Une manifestation à Ouargla des chômeurs n’est pas une invasion étrangère et la présenter comme telle est déjà une manipulation insultante. Qu’elle réussisse à rassembler beaucoup de monde ou non, elle ne doit pas être traitée par la répression. Ce sont des jeunes algériens qui défendent des droits élémentaires que les notabilités impotentes intégrés dans les réseaux du système ne peuvent prendre en charge. Ces jeunes du sud expriment les mêmes demandes que les jeunes des autres régions du pays.
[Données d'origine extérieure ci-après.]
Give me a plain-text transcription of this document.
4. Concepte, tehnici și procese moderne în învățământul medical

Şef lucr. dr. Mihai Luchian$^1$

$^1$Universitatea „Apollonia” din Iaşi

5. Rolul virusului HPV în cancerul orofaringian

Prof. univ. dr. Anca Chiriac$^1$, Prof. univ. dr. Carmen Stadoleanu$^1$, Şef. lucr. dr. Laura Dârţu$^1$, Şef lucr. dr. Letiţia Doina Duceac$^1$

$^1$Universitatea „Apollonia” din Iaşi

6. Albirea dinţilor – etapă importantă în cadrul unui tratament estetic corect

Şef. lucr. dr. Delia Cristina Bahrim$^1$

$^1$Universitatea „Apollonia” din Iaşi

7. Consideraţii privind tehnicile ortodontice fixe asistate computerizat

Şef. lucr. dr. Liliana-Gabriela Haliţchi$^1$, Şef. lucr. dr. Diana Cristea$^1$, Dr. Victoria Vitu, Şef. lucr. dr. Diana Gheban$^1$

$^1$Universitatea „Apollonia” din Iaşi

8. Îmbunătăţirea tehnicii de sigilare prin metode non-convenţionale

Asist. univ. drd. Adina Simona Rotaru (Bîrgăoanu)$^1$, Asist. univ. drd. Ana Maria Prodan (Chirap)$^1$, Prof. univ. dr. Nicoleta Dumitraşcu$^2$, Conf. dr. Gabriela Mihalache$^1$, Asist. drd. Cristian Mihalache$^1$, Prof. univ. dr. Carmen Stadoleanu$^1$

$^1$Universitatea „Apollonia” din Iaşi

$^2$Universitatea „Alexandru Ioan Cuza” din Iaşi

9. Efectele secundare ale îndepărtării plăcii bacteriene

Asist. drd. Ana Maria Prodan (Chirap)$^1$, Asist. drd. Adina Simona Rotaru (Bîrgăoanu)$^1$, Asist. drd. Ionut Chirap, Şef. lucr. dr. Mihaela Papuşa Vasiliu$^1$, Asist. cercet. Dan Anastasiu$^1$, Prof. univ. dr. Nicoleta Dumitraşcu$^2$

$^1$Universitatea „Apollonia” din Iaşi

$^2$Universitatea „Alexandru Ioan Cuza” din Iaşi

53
La volonté du pouvoir de les « singulariser » dans un brouillard de conspiration et de complot est purement scandaleuse. Mais elle n’est pas surprenante. Encerclé par la révélation d’une corruption systémique, permanente et généralisée, il cherche à multiplier les écrans de fumée. S’ils veulent des complots ils n’ont qu’à lire les journaux italiens ou canadiens : ils en auront pour l’argent volé à un Etat piétiné. Un Etat déshonoré par d’authentiques comploteurs, les cohortes de Farids B. et de Chakibs K., branches du système et néanmoins candidats au passage en salle 12 du pénitencier d’El Harrach. Cette salle dont la visite leur est, pour l’instant en tous cas, épargnée. La campagne conspirative de désignation de faux ennemis et de protection des vrais ennemis du pays est l’expression achevée de la perversion. Stigmatiser des jeunes déshérités sans défense est immoral mais conforme à l’idéologie néo-makhzenienne du pouvoir. Les pauvres chômeurs du sud ne complotent pas et ne volent pas. Ils veulent du travail, de la dignité et des perspectives.